9. L’Intronisation
Tandis que les heures défilaient, l’angoisse d’Armand augmentait. Les soulards dans les autres cellules décuvaient peu à peu et prenaient conscience de la situation. Leurs cris désespérés n’aidaient pas l’albinos à se calmer. Il sentait son rêve s’achever, inexorablement. À cette heure-ci, le réfectoire devait se remplir de recrues, appréhendant cet évènement. L’Intronisation commencerait dans quelques minutes et il allait la rater. Tout ça parce qu’il avait voulu secourir un déviant. Il aurait dû fermer les yeux sur le sort de cette jeune fille, après tout si elle vivait aux Havres Gris et devait être enfermée la nuit c’est qu’elle représentait une menace. Pourquoi s’était-il interposé ? Pourquoi n’avait-il pas tout simplement passé son chemin ? Il devait faire fi de ce qu’il avait découvert à la Cour des Miracles et suivre la pensée commune : ces créatures ne sont rien de plus que des animaux, des parasites à purger.

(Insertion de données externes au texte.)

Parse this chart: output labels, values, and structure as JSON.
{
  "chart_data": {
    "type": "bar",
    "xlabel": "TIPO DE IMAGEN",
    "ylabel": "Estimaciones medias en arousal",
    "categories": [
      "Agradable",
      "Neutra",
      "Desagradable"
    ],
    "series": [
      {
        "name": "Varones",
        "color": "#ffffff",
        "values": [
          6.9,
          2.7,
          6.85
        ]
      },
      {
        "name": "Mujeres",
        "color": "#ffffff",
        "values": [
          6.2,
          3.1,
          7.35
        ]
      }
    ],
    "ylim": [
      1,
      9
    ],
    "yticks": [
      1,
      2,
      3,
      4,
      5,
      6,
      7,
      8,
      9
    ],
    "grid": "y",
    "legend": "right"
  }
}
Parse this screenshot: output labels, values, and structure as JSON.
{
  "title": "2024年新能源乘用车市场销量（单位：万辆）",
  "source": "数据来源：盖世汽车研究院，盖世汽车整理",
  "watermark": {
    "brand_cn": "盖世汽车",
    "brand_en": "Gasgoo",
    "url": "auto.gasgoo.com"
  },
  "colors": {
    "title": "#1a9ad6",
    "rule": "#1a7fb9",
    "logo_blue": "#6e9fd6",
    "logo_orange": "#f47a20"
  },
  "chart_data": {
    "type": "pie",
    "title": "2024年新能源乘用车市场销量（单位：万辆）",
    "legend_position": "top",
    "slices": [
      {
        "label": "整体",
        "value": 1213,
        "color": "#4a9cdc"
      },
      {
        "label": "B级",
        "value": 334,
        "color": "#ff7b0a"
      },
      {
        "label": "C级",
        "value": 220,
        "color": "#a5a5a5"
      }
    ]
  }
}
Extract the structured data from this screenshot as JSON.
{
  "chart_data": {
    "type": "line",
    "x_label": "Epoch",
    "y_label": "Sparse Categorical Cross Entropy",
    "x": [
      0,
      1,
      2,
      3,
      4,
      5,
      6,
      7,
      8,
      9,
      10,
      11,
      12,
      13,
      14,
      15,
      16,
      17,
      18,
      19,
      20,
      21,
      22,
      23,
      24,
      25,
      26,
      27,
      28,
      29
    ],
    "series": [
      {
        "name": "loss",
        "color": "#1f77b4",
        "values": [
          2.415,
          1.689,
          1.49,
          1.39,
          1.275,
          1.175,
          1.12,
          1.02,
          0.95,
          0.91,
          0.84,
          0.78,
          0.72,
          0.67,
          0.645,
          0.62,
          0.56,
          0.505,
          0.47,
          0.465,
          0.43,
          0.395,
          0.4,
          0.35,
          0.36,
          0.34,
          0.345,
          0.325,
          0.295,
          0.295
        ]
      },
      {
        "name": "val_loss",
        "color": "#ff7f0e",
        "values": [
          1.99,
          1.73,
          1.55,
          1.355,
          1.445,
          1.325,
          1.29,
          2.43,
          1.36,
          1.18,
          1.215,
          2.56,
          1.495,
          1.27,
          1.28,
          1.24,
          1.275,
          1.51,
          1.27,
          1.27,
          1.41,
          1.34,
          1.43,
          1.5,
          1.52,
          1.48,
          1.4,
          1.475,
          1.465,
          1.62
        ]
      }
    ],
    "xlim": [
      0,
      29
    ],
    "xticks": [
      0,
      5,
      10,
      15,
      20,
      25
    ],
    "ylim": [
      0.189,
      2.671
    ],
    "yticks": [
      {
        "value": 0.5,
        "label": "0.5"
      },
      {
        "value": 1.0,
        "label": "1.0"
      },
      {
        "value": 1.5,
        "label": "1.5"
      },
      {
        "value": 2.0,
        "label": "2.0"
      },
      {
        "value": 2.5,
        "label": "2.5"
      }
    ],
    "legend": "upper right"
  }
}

Démoralisé, il ne put retenir un profond soupir sans se rendre compte que le brouhaha ambiant venait subitement de cesser. Un étrange silence de plomb s’était abattu. Il ne fut rompu que par des bruits de pas, lourd et régulier. Armand comprit les raisons de ce calme lorsqu’une immense silhouette se découpa devant sa cellule. Il ne ressemblait à aucun type de chasseur que l’albinos avait déjà croisé : une forme encapuchonnée entièrement vêtue de noir, seules deux prunelles rouges luisaient dans les ténèbres de son chaperon. La créature paraissait bien assez inquiétante pour que personne n’ose lui parler. Elle considéra Armand durant un moment, permettant à l’anxiété du jeune homme de monter d’un cran. Puis, sans que le moindre son franchisse ses lèvres, l’être sortit d’un recoin de sa cape une main pourvue de longs doigts très fins. Sa peau était d’une blancheur comparable à celle de l’albinos parcheminée de veinules bleues. Il déverrouilla la porte de la geôle et l’ouvrit.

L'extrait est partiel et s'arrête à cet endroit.